Но как бы любовался я одним из этих морских заливов, когда бы стоял здесь тысячелетием раньше![1]
Между райской равниной Сикиона и величаво пустынными Геликоном и Парнасом[2], где поутру на ста снеговых вершинах горной гряды играет заря, нес тогда этот блещущий залив, подобно победителю-полубогу, свои волны к городу радости, юному Коринфу, рассыпая добытые им сокровища всех поясов земли перед своим любимцем.
Но что с того? Меня пробуждает от грез вой шакала, поющего на развалинах древнего мира свою дикую надгробную песнь.
Благо тому, в чье сердце вливает радость и силы процветающее отечество! А у меня всякий раз, когда кто-нибудь упомянет о моей родине, такое чувство, будто меня бросили в трясину, будто надо мною забивают крышку гроба: а ежели кто назовет меня греком, мое горло сжимается, словно его стянули собачьим ошейником.
И знаешь, Беллармин, когда порой у меня вырывалось хоть слово об этом или на глазах закипали слезы гнева, вот тогда-то являлись эти многоумные мужи — а их немало развелось среди вас, немцев, — ничтожные люди, для которых страждущая душа только повод для нравоученья, и, прикидываясь добренькими, позволяли себе говорить мне: не жалуйся, действуй!
О, если б я никогда не действовал, насколько богаче я был бы надеждами!
Так забудь же о том, что есть на свете люди, о мое обездоленное, мятущееся, столько раз уязвленное сердце, и возвратись туда, откуда ты вышло: в объятья природы, неизменной, спокойной и прекрасной.
У меня нет ничего, о чем бы я мог сказать: это мое.
Милые сердцу далеко или умерли, и ничей голос не принесет мне вестей о них.

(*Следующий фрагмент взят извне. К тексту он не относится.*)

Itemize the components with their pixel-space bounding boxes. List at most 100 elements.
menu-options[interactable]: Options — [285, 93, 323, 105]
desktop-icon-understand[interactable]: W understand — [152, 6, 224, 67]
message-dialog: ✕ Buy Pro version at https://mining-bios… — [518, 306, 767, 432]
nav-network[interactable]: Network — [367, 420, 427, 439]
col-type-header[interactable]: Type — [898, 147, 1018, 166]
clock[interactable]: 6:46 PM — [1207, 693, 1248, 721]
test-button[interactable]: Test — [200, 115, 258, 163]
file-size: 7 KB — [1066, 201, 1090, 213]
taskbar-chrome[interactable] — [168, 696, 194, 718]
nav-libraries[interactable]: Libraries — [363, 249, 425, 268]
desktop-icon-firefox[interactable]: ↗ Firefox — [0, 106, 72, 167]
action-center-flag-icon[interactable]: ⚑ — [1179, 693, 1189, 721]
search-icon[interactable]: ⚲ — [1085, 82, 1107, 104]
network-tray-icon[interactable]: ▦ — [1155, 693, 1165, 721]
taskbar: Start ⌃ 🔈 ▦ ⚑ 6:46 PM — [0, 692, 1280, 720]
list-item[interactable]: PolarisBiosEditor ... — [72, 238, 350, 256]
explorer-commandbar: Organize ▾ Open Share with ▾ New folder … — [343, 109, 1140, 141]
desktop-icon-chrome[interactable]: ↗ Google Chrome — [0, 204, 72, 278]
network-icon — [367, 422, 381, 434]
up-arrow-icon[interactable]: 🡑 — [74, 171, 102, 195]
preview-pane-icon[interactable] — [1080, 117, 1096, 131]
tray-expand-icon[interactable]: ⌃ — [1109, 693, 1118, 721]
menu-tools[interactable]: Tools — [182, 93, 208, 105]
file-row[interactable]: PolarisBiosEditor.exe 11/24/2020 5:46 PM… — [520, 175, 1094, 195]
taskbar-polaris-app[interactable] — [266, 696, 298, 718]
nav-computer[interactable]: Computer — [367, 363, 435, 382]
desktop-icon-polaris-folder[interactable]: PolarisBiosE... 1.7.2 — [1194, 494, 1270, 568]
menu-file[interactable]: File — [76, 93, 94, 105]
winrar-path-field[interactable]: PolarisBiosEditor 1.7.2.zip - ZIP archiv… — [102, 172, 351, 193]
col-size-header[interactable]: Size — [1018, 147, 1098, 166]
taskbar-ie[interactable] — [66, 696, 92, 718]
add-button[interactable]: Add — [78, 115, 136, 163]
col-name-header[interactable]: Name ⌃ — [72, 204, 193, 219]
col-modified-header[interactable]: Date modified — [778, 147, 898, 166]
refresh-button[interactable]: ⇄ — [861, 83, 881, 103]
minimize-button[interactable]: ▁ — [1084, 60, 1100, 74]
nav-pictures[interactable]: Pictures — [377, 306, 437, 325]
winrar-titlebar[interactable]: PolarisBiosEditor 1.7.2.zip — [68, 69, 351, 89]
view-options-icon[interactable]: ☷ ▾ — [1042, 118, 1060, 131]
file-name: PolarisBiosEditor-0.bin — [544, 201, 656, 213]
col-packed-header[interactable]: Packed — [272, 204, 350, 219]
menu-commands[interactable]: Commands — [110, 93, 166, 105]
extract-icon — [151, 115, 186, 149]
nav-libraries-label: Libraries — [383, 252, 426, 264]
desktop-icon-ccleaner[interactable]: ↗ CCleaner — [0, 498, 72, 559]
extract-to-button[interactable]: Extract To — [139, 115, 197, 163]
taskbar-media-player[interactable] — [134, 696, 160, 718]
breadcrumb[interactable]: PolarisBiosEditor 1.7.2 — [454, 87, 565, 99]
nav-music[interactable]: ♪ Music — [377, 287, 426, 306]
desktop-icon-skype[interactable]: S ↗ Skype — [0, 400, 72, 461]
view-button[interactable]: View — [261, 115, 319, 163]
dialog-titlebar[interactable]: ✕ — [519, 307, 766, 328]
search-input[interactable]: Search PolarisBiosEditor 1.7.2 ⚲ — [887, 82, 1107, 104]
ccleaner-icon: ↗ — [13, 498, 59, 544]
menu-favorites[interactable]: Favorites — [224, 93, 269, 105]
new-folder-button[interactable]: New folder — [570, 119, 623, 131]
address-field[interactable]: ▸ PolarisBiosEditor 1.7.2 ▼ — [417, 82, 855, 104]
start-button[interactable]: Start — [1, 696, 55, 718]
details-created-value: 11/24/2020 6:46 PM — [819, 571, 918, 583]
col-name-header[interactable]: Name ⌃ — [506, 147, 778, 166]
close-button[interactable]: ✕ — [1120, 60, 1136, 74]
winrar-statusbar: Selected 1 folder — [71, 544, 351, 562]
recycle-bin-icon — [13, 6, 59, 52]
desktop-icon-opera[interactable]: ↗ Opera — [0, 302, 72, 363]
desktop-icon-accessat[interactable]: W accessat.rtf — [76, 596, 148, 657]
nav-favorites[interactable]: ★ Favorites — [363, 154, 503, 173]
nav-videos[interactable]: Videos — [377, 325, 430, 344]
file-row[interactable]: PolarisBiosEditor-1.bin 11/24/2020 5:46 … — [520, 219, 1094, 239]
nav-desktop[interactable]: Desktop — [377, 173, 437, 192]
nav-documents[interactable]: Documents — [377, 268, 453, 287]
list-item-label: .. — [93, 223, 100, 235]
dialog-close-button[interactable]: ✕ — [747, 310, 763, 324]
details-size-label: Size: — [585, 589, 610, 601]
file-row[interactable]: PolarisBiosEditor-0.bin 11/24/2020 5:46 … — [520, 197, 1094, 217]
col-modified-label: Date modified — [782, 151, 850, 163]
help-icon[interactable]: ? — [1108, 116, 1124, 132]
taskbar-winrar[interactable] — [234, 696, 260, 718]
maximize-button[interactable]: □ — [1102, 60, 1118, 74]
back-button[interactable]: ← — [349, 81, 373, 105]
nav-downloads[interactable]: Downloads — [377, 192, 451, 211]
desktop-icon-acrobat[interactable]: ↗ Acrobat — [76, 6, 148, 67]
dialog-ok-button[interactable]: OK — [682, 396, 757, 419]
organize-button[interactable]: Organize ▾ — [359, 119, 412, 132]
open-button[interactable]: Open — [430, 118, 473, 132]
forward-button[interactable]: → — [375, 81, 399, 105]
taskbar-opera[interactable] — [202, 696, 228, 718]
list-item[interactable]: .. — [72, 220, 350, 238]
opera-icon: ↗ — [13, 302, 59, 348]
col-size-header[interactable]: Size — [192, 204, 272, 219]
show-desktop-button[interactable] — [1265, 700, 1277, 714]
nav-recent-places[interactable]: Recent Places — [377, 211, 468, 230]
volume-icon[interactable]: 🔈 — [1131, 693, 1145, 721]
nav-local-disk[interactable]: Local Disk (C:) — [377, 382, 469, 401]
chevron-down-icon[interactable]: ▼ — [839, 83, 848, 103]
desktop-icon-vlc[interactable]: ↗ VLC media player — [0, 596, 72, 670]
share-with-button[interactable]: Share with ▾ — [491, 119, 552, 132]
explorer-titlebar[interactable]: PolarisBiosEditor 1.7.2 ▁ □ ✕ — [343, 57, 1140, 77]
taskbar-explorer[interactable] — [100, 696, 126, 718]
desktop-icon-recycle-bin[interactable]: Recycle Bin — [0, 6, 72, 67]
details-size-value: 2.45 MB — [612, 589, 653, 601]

Свое земное дело я совершил. С самыми добрыми намерениями принимался я за работу, отдал ей все силы — и ни на грош не обогатил мир.
Безвестен и одинок возвратился я сюда и скитаюсь по отчизне, раскинувшейся вокруг, как царство мертвых, и меня, быть может, подстерегает нож охотника, которому мы, греки, точно лесная дичь, отданы на заклание.
Но ты еще светишь, солнце в небесах! Ты еще зеленеешь, святая земля! Еще катятся с шумом реки к морям и шелестят в полдень тенистые деревья. Пленительная песнь весны убаюкивает мои бренные мысли. Полнота вселенской жизни утоляет и пьянит мою алчущую душу.
О благостная природа! Сам не знаю, что творится со мной, когда я подъемлю взор на твою красоту, но наивысшее блаженство испытываю я, когда лью пред тобою слезы, как влюбленный перед возлюбленной.
Все во мне замирает и вслушивается, когда легкое дуновение ветерка нежит мою грудь. Утопая в бескрайней лазури, я то вскидываю глаза ввысь, в эфир, то гляжу вниз, в святое море, и тогда кажется, будто некий родственный дух раскрывает предо мною объятья и моя скорбь одиночества растворяется в жизни божества.
Слиться со всею вселенной — вот жизнь божества, вот рай для человека!
Слиться воедино со всем живущим, возвратиться в блаженном самозабвении во всебытие природы — вот вершина чаяний и радостей, вот священная высота, место вечного отдохновения, где полдень нежарок, и гром безгласен, и бурлящее море подобно бесшумно волнующейся ниве.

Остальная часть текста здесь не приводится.